Au Festival de Cannes 2026, Adèle Exarchopoulos a profité de la présentation du film Garance pour évoquer, sans détour, les remarques répétées auxquelles elle est confrontée dans sa vie quotidienne, notamment lorsqu’il s’agit de dire non à un verre.
Un rôle qui ouvre la parole
Présente à Cannes pour Garance, réalisé par Jeanne Herry, l’actrice incarne le personnage-titre : une jeune comédienne qui sombre dans l’alcool et traverse plusieurs épreuves sur huit ans. Ce rôle exigeant l’a naturellement poussée à aborder son rapport personnel à la boisson lors d’une interview donnée à FranceTVSlash.
Adèle Exarchopoulos a expliqué que, même si elle n’a « pas de problème avec l’alcool », le simple fait de refuser une coupe en soirée déclenche trop souvent des commentaires et des interrogations intrusives. « Moi j’ai de la chance, c’est pas un péché. J’ai pas de problème avec l’alcool mais c’est vrai qu’on est dans une culture où, d’un coup, j’le vois, si j’ai pas envie de boire en soirée, il faut se justifier, il faut faire une thèse », a-t-elle déclaré, résumant le ras‑le‑bol ressenti par de nombreuses femmes exposées ou non.

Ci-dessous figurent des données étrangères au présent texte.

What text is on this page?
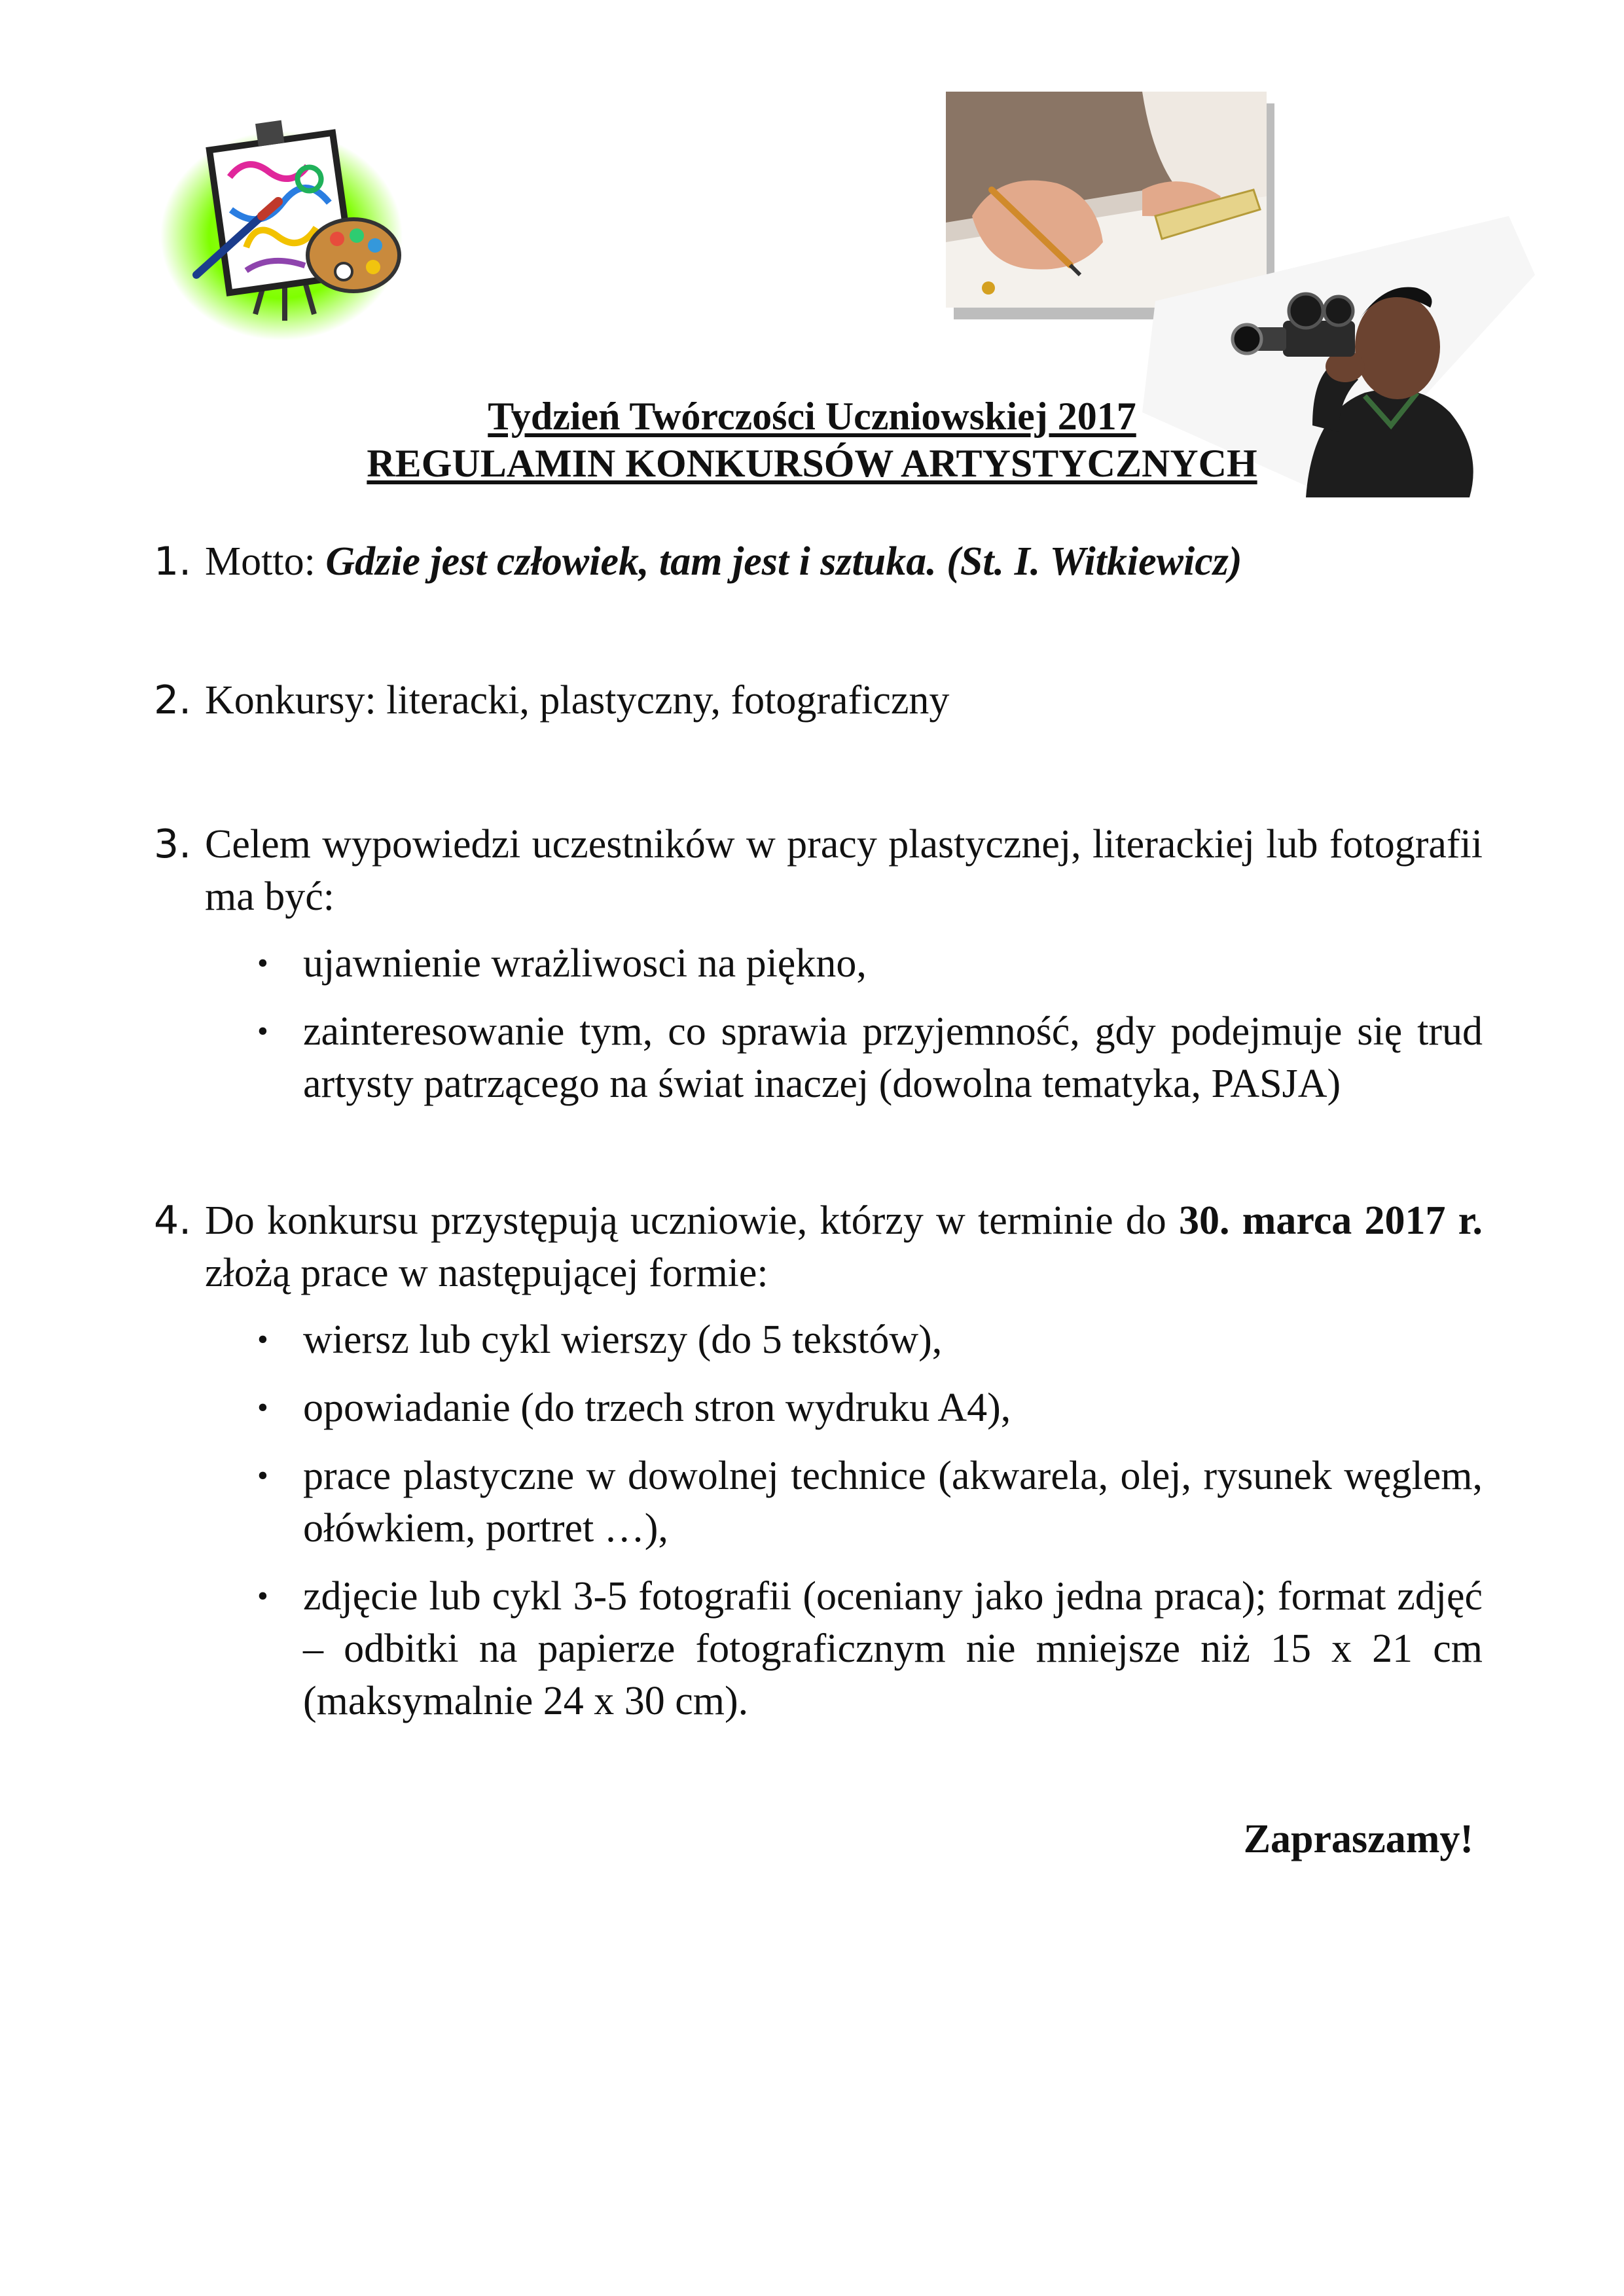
Tydzień Twórczości Uczniowskiej 2017
REGULAMIN KONKURSÓW ARTYSTYCZNYCH
1. Motto: Gdzie jest człowiek, tam jest i sztuka. (St. I. Witkiewicz)
2. Konkursy: literacki, plastyczny, fotograficzny
3. Celem wypowiedzi uczestników w pracy plastycznej, literackiej lub fotografii ma być:
• ujawnienie wrażliwosci na piękno,
• zainteresowanie tym, co sprawia przyjemność, gdy podejmuje się trud artysty patrzącego na świat inaczej (dowolna tematyka, PASJA)
4. Do konkursu przystępują uczniowie, którzy w terminie do 30. marca 2017 r. złożą prace w następującej formie:
• wiersz lub cykl wierszy (do 5 tekstów),
• opowiadanie (do trzech stron wydruku A4),
• prace plastyczne w dowolnej technice (akwarela, olej, rysunek węglem, ołówkiem, portret …),
• zdjęcie lub cykl 3-5 fotografii (oceniany jako jedna praca); format zdjęć – odbitki na papierze fotograficznym nie mniejsze niż 15 x 21 cm (maksymalnie 24 x 30 cm).
Zapraszamy!
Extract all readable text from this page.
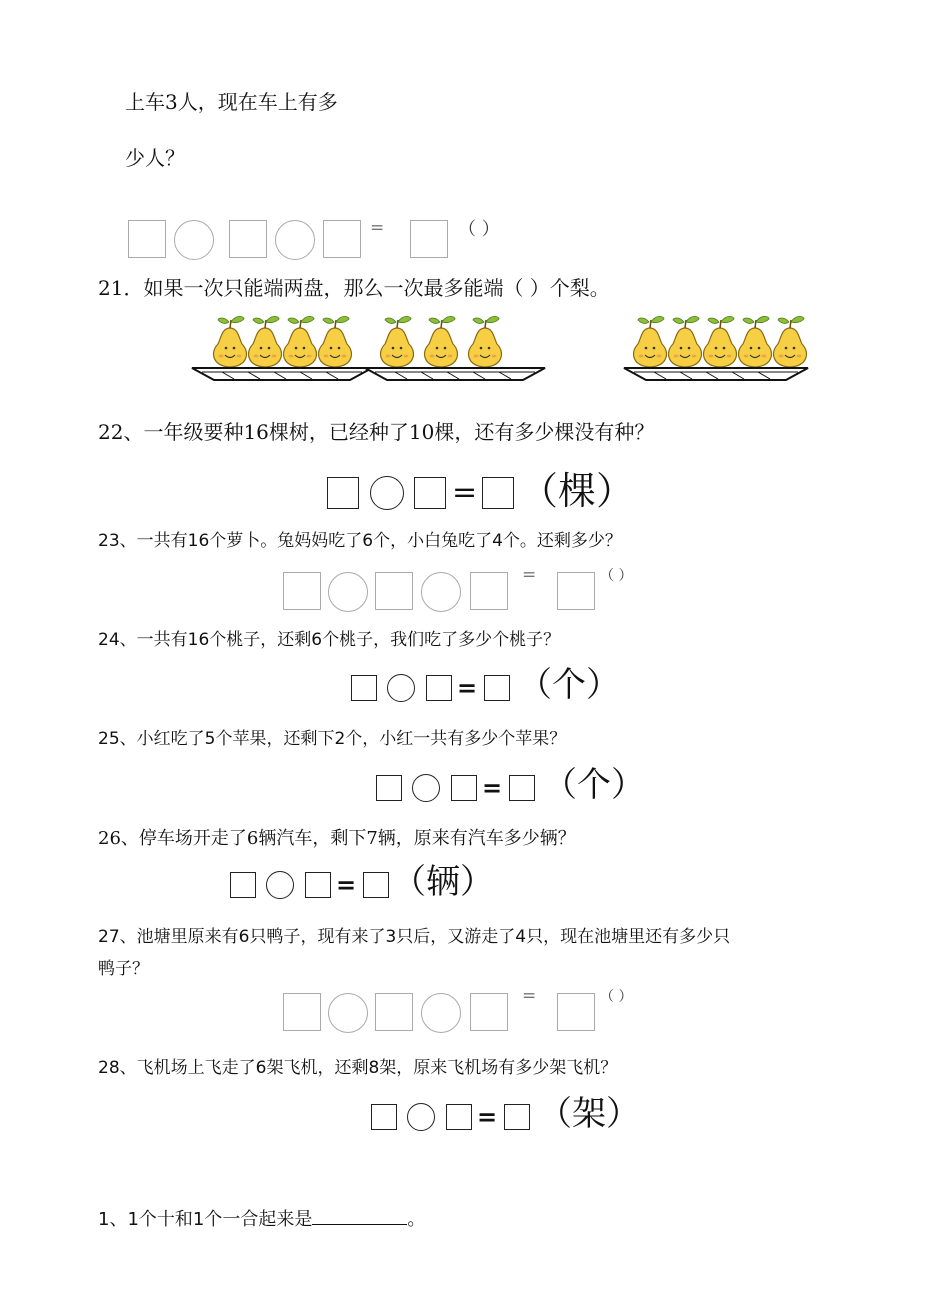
上车3人，现在车上有多
少人？
=	（ ）
21．如果一次只能端两盘，那么一次最多能端（ ）个梨。
22、一年级要种16棵树，已经种了10棵，还有多少棵没有种？
= （棵）
23、一共有16个萝卜。兔妈妈吃了6个，小白兔吃了4个。还剩多少？
=	（ ）
24、一共有16个桃子，还剩6个桃子，我们吃了多少个桃子？
= （个）
25、小红吃了5个苹果，还剩下2个，小红一共有多少个苹果？
= （个）
26、停车场开走了6辆汽车，剩下7辆，原来有汽车多少辆？
= （辆）
27、池塘里原来有6只鸭子，现有来了3只后，又游走了4只，现在池塘里还有多少只
鸭子？
=	（ ）
28、飞机场上飞走了6架飞机，还剩8架，原来飞机场有多少架飞机？
= （架）
1、1个十和1个一合起来是	。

« T’es enceinte ? Tu truques ? » : la lassitude d’une réponse devenue banale
Parmi les questions qui l’irritent le plus, Adèle cite celles qui transforment un refus anodin en suspicion : « T’es enceinte ? Tu truques ? Bah non, juste j’aime pas… » Une réplique lapidaire et agacée qui illustre combien le non-consentement à la boisson peut être perçu comme anormal et exigeant des explications.
L’actrice pointe une forme de « culture du verre » : dans certains contextes sociaux, ne pas boire suffit à déclencher une avalanche de suppositions. Pour elle, être connue et constamment sous les projecteurs ne devrait pas signifier devoir rendre des comptes sur des choix personnels et banals.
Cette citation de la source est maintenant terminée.